Yoga is great, it helps with relaxation and recovery. Bringing the body back down to neutral, which the importance of is sometimes understated. Swimming or aqua jogging is also a good complementary sport as there is no impact on the body, it encourages good blood circulation and you can increase or decrease the intensity and still not work your muscles too hard.
Sportswear for women has definitely become more fashion-forward. Are you glad this is the case?
I am very glad. I love going to the gym and seeing women take pride in their gym gear. Women can look good going about their daily business or on a night out, and why shouldn’t they look stunning in the gym too. Be bright and be seen. Every day I go to training I sport a different pair of bright or bold or funky adidas leggings.
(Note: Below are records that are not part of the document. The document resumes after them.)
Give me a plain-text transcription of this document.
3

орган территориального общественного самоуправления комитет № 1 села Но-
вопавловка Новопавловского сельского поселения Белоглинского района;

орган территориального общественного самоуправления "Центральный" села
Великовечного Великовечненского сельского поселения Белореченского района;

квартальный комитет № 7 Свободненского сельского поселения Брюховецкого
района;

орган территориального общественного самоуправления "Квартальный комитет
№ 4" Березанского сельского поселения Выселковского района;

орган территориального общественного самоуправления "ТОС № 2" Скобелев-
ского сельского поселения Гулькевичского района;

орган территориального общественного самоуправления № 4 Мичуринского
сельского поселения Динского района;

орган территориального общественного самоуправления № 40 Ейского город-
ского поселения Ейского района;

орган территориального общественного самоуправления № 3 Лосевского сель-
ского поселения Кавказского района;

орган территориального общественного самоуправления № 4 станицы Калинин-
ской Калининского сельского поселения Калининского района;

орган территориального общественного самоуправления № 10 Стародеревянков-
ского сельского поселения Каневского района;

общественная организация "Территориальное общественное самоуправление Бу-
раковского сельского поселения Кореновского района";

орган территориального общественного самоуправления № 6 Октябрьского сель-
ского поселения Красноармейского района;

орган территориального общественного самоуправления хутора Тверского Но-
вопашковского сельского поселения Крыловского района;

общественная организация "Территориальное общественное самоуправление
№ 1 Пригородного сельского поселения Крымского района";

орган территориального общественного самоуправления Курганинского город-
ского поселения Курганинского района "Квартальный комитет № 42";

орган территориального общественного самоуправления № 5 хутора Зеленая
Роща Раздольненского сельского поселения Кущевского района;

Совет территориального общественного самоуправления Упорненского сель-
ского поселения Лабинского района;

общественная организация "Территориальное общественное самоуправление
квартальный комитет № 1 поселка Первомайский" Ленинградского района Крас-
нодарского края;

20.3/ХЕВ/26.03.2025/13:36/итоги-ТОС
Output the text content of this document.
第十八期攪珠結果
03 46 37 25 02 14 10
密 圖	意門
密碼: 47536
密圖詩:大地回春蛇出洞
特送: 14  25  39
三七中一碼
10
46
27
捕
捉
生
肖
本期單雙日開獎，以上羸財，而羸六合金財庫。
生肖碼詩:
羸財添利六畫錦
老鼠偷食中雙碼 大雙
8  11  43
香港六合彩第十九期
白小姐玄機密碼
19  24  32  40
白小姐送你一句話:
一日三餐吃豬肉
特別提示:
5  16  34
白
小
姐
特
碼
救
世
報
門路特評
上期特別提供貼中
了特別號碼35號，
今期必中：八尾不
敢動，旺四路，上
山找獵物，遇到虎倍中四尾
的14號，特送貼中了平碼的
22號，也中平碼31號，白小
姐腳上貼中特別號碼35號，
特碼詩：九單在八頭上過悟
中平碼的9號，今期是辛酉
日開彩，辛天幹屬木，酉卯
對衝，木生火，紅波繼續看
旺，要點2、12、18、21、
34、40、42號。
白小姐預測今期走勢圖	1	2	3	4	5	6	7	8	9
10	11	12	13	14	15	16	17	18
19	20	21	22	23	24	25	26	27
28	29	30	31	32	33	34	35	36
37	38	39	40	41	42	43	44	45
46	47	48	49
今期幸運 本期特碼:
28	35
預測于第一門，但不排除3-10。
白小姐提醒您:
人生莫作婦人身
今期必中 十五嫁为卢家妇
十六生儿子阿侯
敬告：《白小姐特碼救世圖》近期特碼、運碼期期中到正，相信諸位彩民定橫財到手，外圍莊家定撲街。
The pair I’m wearing right now have dots and strips and zig zags all over them and I just love them.
What are your favourite pieces to wear at the weekends?
I’m currently loving my new adidas Ultra Boost shoes; they are super comfy and great for the gym and cross training. When I’m working up a sweat on the track in my funky design adidas tights, I’m grateful for the cooling effect of the adidas climachill t-shirt. During the weekends i’ll wear my grey adidas Superstar Up shoes, which work great with jeans or leggings or for added colour, i’ll wear my dust pink adidas Up shoes.
Do you train to music and if so, what’s on your playlist?
Due to technical issues I’ve had the same shuffle playlist for a very long time! It’s full of upbeat music including funky house, and songs like Titanium by David Guetta featuring Sia. Music that makes you feel like you can run through walls basically.